Wayna (real name Woyneab Miraf Wondwossen) is an R&B/soul singer and songwriter who was born in Ethiopia and raised in the suburbs of Washington, D.C. She worked as a writer for the Clinton White House before releasing three solo albums, garnering three Billboard-charting singles and a Grammy nomination. She currently tours as a vocalist with musical icon Stevie Wonder.

==Early life and education==

Wayna was born in Addis Ababa, Ethiopia, and immigrated to the United States with her mother at the age of three.
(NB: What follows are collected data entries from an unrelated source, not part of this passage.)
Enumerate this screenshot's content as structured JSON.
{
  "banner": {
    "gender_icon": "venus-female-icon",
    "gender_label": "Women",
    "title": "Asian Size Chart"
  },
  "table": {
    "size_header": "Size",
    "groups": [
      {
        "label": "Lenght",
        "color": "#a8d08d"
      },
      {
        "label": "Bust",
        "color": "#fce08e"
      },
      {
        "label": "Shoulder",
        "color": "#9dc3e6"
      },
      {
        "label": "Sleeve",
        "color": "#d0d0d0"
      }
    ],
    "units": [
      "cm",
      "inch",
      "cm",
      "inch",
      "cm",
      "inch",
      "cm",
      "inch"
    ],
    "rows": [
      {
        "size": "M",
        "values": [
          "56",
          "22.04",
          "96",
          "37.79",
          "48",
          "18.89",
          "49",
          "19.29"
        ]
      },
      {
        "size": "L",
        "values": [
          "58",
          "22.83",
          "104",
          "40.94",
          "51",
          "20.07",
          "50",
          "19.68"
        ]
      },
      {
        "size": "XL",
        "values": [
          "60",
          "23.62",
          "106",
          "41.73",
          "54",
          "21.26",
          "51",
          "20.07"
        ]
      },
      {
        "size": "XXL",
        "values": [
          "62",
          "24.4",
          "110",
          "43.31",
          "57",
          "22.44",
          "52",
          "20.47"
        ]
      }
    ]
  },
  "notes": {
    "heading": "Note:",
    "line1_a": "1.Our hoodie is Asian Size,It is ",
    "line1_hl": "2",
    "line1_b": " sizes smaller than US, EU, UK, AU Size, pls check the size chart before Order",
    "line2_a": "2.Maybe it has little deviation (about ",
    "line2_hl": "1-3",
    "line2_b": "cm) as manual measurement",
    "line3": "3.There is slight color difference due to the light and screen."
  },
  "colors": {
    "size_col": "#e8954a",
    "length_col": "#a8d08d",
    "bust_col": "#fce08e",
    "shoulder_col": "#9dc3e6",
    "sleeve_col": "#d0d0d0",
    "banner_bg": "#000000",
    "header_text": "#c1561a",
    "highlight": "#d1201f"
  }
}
She was raised in the suburbs of Washington, D.C., and began singing and acting as a child, performing in theater productions like "Annie" and "Damn Yankees," and touring with the children's musical review company, "Song Inc." As a young adult, Wayna began absorbing the works of artists who would later become her musical influences: Minnie Riperton, Billie Holiday, Sting, Stevie Wonder and Donny Hathaway among them.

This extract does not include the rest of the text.